2. The method as claimed in claim 1, wherein

the voice dialog system comprises a plurality of voice dialog applications, and

the first transaction is part of a first voice dialog application and the second transaction is part of a second voice dialog application.

3. The method as claimed in claim 1, wherein the method is triggered after the first parameter value has been identified in a user's voice input.

4. The method as claimed in claim 1, wherein the method is triggered after the first parameter value has been identified in a user's voice input and an action associated with the first parameter value has been executed by the voice dialog system.

5. The method for creating a voice dialog system from a plurality of voice dialog applications, comprising:

comparing individual voice dialog applications using a predefinable criterion; and

combining the voice dialog applications which satisfy the predefinable criterion, the voice dialog applications being combined to create the voice dialog system.

6. The method as claimed in claim 5, wherein

in combining the voice dialog applications, transactions and transaction parameters are respectively combined, and

voice dialog applications are combined if the voice dialog applications have matching parameter values.

7. The method as claimed in claim 5, wherein the predefinable criterion is a functional match between the transactions of the voice dialog applications and/or a semantic match between the transaction parameters of the voice dialog applications.

8. The method as claimed in claim 5, wherein

the predefinable criterion is a semantic match between the transaction parameters of the voice dialog applications,

to determine the semantic match between two transaction parameters, a comparison is performed of parameter values, and

a semantic match between associated transaction parameters is established or not as a function of the comparison.

9. The method as claimed in claim 5, wherein

the predefinable criterion is a functional match between the transactions of the voice dialog applications,

to determine the functional match between two transactions, the grammars associated with the transactions are compared with each other, and

a functional match between two transactions is established or not as a function of the comparison.

10. The method as claimed in claim 5, wherein

the predeterminable criterion is a match in vocabularies of the voice dialog applications.

11. The method as claimed in claim 5, wherein

when the voice dialog applications are combined, transactions are combined, and

the transactions combined in the voice dialog system are stored in a common transaction database.

12. The method as claimed in claim 5, wherein

when the voice dialog applications are combined, transaction parameters are combined, and

the transaction parameters combined in the voice dialog system are stored in a common transaction parameter database.

13. The method as claimed in claim 5, wherein

when the voice dialog applications are combined, grammars are combined, and

the grammars combined in the voice dialog system are combined in a common grammar database.

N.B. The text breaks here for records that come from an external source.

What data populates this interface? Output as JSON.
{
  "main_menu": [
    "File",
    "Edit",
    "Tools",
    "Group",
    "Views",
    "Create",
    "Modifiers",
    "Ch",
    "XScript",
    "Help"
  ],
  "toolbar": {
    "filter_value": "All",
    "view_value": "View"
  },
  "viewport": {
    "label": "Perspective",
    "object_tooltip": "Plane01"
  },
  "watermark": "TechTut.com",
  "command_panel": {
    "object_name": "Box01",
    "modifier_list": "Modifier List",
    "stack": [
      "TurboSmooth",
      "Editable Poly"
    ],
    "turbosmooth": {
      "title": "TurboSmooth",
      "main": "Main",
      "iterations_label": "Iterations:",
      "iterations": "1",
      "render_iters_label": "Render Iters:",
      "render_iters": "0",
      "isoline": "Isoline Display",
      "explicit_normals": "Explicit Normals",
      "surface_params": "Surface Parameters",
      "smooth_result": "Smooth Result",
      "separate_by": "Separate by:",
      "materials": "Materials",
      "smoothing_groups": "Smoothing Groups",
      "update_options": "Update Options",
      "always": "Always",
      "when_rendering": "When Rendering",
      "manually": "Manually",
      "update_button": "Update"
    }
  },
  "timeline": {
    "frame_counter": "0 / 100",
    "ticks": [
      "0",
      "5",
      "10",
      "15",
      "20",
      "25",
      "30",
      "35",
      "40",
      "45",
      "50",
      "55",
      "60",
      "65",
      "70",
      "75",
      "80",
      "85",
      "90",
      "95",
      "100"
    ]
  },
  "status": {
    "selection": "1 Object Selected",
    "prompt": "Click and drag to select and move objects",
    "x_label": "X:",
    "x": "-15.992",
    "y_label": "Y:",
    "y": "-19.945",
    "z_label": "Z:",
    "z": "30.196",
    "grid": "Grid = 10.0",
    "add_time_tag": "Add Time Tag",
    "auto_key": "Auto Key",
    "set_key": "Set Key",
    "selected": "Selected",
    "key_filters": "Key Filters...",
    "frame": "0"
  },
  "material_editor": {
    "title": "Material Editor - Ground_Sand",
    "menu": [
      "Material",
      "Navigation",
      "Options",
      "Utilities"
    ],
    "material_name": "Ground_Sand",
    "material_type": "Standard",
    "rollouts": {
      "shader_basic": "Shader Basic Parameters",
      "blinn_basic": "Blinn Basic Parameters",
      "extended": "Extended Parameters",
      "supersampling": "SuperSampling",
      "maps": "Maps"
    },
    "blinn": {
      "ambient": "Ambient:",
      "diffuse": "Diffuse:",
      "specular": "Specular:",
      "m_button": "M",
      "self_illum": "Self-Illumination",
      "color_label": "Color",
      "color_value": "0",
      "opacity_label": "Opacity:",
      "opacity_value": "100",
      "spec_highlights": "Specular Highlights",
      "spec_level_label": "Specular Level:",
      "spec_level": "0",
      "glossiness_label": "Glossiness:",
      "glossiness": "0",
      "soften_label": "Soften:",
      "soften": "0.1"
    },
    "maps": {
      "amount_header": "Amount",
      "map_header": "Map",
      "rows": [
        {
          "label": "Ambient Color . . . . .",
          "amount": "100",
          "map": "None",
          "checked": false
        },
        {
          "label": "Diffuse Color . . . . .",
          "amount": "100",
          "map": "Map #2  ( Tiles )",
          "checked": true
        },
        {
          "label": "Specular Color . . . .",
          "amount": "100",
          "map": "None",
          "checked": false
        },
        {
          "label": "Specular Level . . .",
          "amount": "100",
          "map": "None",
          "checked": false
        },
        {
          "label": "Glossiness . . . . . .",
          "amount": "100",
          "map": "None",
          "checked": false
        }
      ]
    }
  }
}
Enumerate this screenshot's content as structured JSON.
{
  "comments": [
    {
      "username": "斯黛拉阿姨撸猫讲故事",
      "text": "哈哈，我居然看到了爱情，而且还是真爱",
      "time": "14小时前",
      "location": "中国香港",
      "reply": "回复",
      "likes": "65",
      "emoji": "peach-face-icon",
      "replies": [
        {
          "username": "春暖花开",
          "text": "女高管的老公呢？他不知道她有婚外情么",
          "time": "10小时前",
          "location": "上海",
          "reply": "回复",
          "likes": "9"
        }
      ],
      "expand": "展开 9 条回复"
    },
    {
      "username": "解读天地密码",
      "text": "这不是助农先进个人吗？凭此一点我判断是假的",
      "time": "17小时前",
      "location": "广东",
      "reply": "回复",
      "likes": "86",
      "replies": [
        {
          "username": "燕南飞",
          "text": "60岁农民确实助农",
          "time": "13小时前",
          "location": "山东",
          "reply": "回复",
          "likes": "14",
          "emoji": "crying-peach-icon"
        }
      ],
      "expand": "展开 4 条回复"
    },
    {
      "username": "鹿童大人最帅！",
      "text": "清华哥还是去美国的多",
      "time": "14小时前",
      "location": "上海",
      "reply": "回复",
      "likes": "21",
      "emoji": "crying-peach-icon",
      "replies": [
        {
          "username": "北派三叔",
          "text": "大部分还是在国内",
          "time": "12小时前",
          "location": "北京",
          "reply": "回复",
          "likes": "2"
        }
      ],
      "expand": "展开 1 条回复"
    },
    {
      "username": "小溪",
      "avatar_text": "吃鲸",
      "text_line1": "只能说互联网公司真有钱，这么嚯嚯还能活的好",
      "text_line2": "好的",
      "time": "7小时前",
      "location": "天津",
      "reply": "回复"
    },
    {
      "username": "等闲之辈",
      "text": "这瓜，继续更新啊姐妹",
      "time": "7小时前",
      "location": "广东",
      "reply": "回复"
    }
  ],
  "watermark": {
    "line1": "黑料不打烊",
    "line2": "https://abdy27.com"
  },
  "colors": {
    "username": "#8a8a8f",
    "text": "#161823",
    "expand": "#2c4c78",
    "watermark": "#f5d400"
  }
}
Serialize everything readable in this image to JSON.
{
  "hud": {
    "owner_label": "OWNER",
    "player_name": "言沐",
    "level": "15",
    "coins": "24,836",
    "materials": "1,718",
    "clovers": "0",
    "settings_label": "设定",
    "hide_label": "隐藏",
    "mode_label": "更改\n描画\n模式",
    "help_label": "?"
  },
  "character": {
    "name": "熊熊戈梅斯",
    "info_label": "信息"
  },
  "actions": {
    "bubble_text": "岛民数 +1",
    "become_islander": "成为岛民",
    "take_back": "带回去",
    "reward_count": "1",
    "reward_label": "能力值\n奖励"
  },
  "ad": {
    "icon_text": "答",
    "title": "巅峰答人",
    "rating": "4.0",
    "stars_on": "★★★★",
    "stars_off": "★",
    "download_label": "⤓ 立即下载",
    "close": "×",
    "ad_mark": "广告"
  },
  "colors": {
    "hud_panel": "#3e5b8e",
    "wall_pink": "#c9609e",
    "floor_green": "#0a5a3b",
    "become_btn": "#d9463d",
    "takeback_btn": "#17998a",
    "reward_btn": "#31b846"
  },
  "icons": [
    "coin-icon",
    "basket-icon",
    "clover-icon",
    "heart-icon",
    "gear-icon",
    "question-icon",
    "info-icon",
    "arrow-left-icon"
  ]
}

14. A system to generate a context-based voice dialog output in a voice dialog system having transactions, each transaction having transaction parameters, each transaction parameter having a plurality of possible parameter values, comprising:

an allocation unit to allocate a first parameter value to a transaction parameter of a first transaction;

a matching unit to thematically match the first parameter value with a matching possible parameter value of a second transaction parameter of a second transaction;

a determination unit to determine a second parameter value for a third transaction parameter of the second transaction; and

a generation unit to generate a voice dialog output which comprises at least the first parameter value and the second parameter value.

15. The system to create a voice dialog system from a plurality of voice dialog applications, comprising:

a comparison unit to compare individual voice dialog applications using a predefinable criterion; and

a combination unit to combine the voice dialog applications which satisfy the predefinable criterion, the voice dialog applications being combined to create the voice dialog system.